Interesting.
My own view is based on three assumptions ─ That a world exists external to me, that my senses are capable of informing of that world, and that reason is a valid tool. (They have to be assumptions since none of them can be demonstrated to be correct without first assuming it is indeed correct ─ an idea of Descartes, though his examples differ from mine.)
Nice. Pretty solid assumptions. Do you count yourself as a rationalist?
This more clearly distinguishes the world external to the self, and the role of the senses, than it seems to me Mr Hick does.
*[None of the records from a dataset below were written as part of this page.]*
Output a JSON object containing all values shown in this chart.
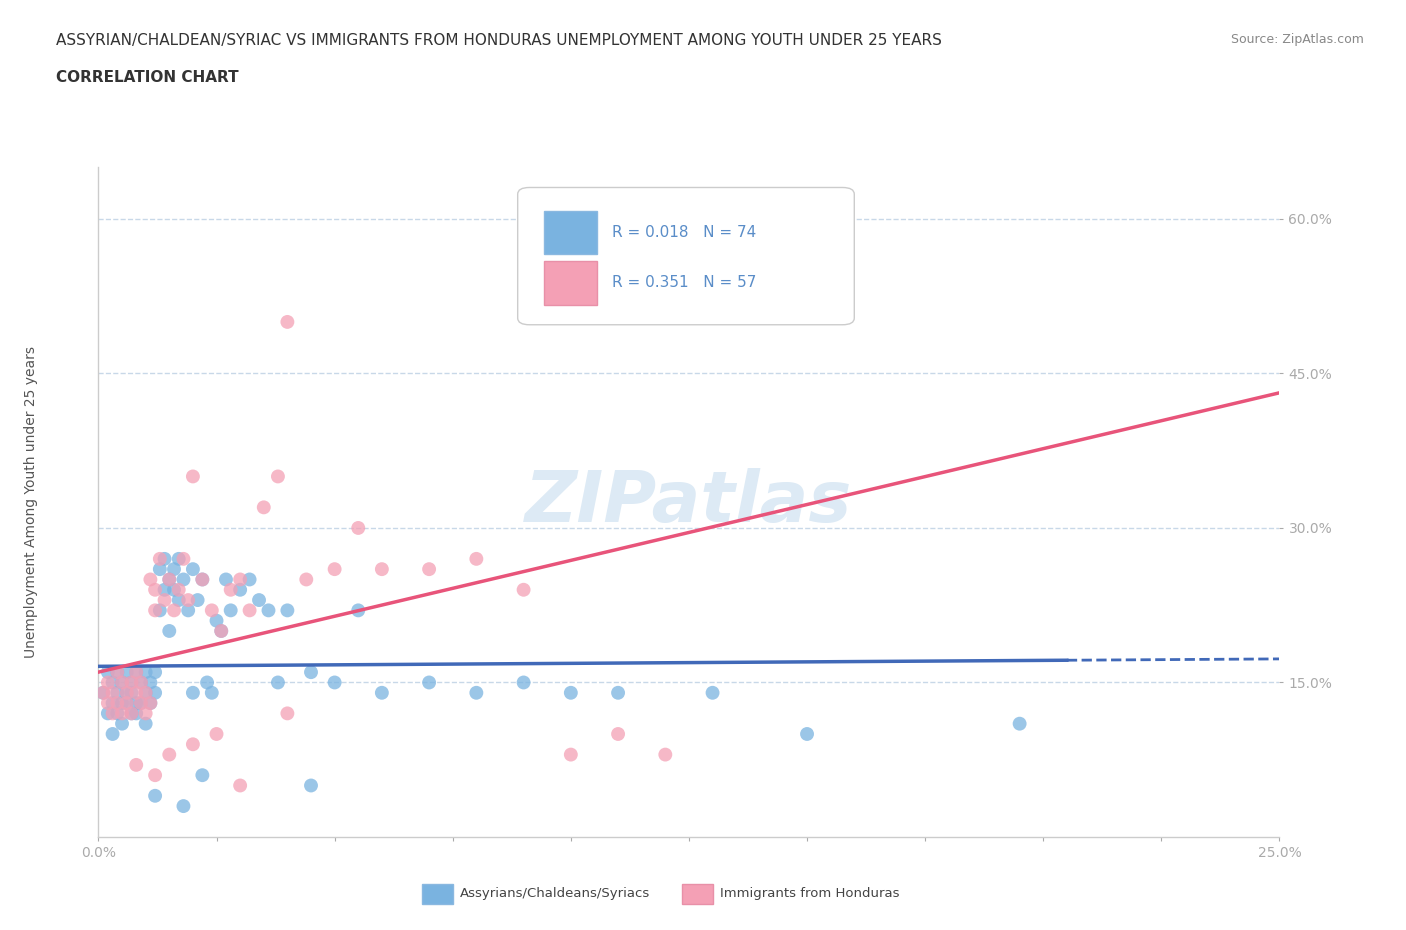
{
  "title": "ASSYRIAN/CHALDEAN/SYRIAC VS IMMIGRANTS FROM HONDURAS UNEMPLOYMENT AMONG YOUTH UNDER 25 YEARS",
  "subtitle": "CORRELATION CHART",
  "source": "Source: ZipAtlas.com",
  "ylabel": "Unemployment Among Youth under 25 years",
  "xlim": [
    0.0,
    0.25
  ],
  "ylim": [
    0.0,
    0.65
  ],
  "ytick_positions": [
    0.15,
    0.3,
    0.45,
    0.6
  ],
  "ytick_labels": [
    "15.0%",
    "30.0%",
    "45.0%",
    "60.0%"
  ],
  "xtick_positions": [
    0.0,
    0.025,
    0.05,
    0.075,
    0.1,
    0.125,
    0.15,
    0.175,
    0.2,
    0.225,
    0.25
  ],
  "xtick_labels": [
    "0.0%",
    "",
    "",
    "",
    "",
    "",
    "",
    "",
    "",
    "",
    "25.0%"
  ],
  "blue_color": "#7ab3e0",
  "pink_color": "#f4a0b5",
  "blue_line_color": "#4169b8",
  "pink_line_color": "#e8547a",
  "axis_color": "#5a8dc8",
  "grid_color": "#c8d8e8",
  "background_color": "#ffffff",
  "watermark": "ZIPatlas",
  "legend_R1": "R = 0.018",
  "legend_N1": "N = 74",
  "legend_R2": "R = 0.351",
  "legend_N2": "N = 57",
  "label_blue": "Assyrians/Chaldeans/Syriacs",
  "label_pink": "Immigrants from Honduras",
  "blue_scatter_x": [
    0.001,
    0.002,
    0.002,
    0.003,
    0.003,
    0.003,
    0.004,
    0.004,
    0.004,
    0.005,
    0.005,
    0.005,
    0.006,
    0.006,
    0.006,
    0.007,
    0.007,
    0.007,
    0.008,
    0.008,
    0.008,
    0.009,
    0.009,
    0.01,
    0.01,
    0.01,
    0.011,
    0.011,
    0.012,
    0.012,
    0.013,
    0.013,
    0.014,
    0.014,
    0.015,
    0.015,
    0.016,
    0.016,
    0.017,
    0.017,
    0.018,
    0.019,
    0.02,
    0.02,
    0.021,
    0.022,
    0.023,
    0.024,
    0.025,
    0.026,
    0.027,
    0.028,
    0.03,
    0.032,
    0.034,
    0.036,
    0.038,
    0.04,
    0.045,
    0.05,
    0.055,
    0.06,
    0.07,
    0.08,
    0.09,
    0.1,
    0.11,
    0.13,
    0.15,
    0.195,
    0.045,
    0.022,
    0.012,
    0.018
  ],
  "blue_scatter_y": [
    0.14,
    0.12,
    0.16,
    0.13,
    0.15,
    0.1,
    0.14,
    0.16,
    0.12,
    0.13,
    0.15,
    0.11,
    0.14,
    0.13,
    0.16,
    0.12,
    0.15,
    0.14,
    0.13,
    0.16,
    0.12,
    0.15,
    0.13,
    0.14,
    0.16,
    0.11,
    0.15,
    0.13,
    0.14,
    0.16,
    0.26,
    0.22,
    0.27,
    0.24,
    0.25,
    0.2,
    0.26,
    0.24,
    0.23,
    0.27,
    0.25,
    0.22,
    0.26,
    0.14,
    0.23,
    0.25,
    0.15,
    0.14,
    0.21,
    0.2,
    0.25,
    0.22,
    0.24,
    0.25,
    0.23,
    0.22,
    0.15,
    0.22,
    0.16,
    0.15,
    0.22,
    0.14,
    0.15,
    0.14,
    0.15,
    0.14,
    0.14,
    0.14,
    0.1,
    0.11,
    0.05,
    0.06,
    0.04,
    0.03
  ],
  "pink_scatter_x": [
    0.001,
    0.002,
    0.002,
    0.003,
    0.003,
    0.004,
    0.004,
    0.005,
    0.005,
    0.006,
    0.006,
    0.007,
    0.007,
    0.008,
    0.008,
    0.009,
    0.009,
    0.01,
    0.01,
    0.011,
    0.011,
    0.012,
    0.012,
    0.013,
    0.014,
    0.015,
    0.016,
    0.017,
    0.018,
    0.019,
    0.02,
    0.022,
    0.024,
    0.026,
    0.028,
    0.03,
    0.032,
    0.035,
    0.038,
    0.04,
    0.044,
    0.05,
    0.055,
    0.06,
    0.07,
    0.08,
    0.09,
    0.1,
    0.11,
    0.12,
    0.04,
    0.025,
    0.015,
    0.02,
    0.03,
    0.008,
    0.012
  ],
  "pink_scatter_y": [
    0.14,
    0.13,
    0.15,
    0.12,
    0.14,
    0.13,
    0.16,
    0.12,
    0.15,
    0.14,
    0.13,
    0.15,
    0.12,
    0.14,
    0.16,
    0.13,
    0.15,
    0.12,
    0.14,
    0.13,
    0.25,
    0.22,
    0.24,
    0.27,
    0.23,
    0.25,
    0.22,
    0.24,
    0.27,
    0.23,
    0.35,
    0.25,
    0.22,
    0.2,
    0.24,
    0.25,
    0.22,
    0.32,
    0.35,
    0.5,
    0.25,
    0.26,
    0.3,
    0.26,
    0.26,
    0.27,
    0.24,
    0.08,
    0.1,
    0.08,
    0.12,
    0.1,
    0.08,
    0.09,
    0.05,
    0.07,
    0.06
  ],
  "title_fontsize": 11,
  "subtitle_fontsize": 11,
  "axis_label_fontsize": 10,
  "tick_fontsize": 10,
  "legend_fontsize": 11
}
I also wonder how Mr Hick defines "real" and "reality". "Real" for me means having objective existence, found in nature, the world external to the self. Is he a mathematical Platonist who thinks 1, 2, 3, pi, e, i, have objective existence, are independent of human thought?
Hick was following in the British analytic tradition. So, no. He did not have any particular Platonic leanings. Nor do his ideas necessarily depend on a permanent or transcendent reality "beyond this one."
It should be pointed out that Hick did not think mystical experiences were "evidence of God"... He didn't think we could go around saying "God exists, because I experienced him."
In fact, it's best to forget the concept of God entirely when first approaching Hick's arguments concerning mysticism. Hick thought that
mystical experience is a rational basis for religious belief. This is subtly different from "mystical experiences are evidence of God (or some other religious phenomenon)." The former is less ambitious. Hick wasn't claiming evidence for anything.
Think of Thoreau, who spent two years in the woods. He developed an almost religious view of the natural objects around him.
"I experienced sometimes that the most sweet and tender, the most innocent and encouraging society may be found in any natural object... [A]fter I came to the woods, for an hour I doubted whether the near neighborhood of man was not essential to a serene and healthy life. To be alone was somewhat unpleasant. But in the midst of a gentle rain, while these thoughts prevailed, I was suddenly sensible of such sweet and beneficent society in Nature, in the very pattering of the drops, and in every sight and sound around my house, an infinite and unaccountable friendliness all at once, like an atmosphere, sustaining me, as made the fancied advantages of human neighborhood insignificant, and I have never thought of them since. Every little pine-needle expanded and swelled with sympathy and befriended me. I was so distinctly made aware of the presence of something kindred to me, that I thought no place could ever be strange to me again." --Thoreau.
Thoreau, I would argue, is having a
mystical experience of Walden Pond. His mystical account doesn't contradict a scientific account. All he sees are rocks, trees, and raindrops. An observer trained in science, using the scientific method would perceive the same phenomena. What makes Thoreau's observations religious is how he
interprets those phenomena.
"Hick’s pluralistic hypothesis is based on the notion that the world is religiously ambiguous, such that it can be experienced either religiously or non-religiously, with no compelling proofs for or against any one religious or nonreligious interpretation of the world."
Hick, John | Internet Encyclopedia of Philosophy
And we can get into what Hick's pluralistic hypothesis is if ya want. The point is, interpreting the world in a nonreligious way is just one way of understanding reality. Interpreting the world in a religious way does not add any axioms to your three. Nor does it contradict any of your axioms. So, does that mean you find such an interpretation reasonable?
Hick does. I'm not sure he's correct, but he makes a good argument.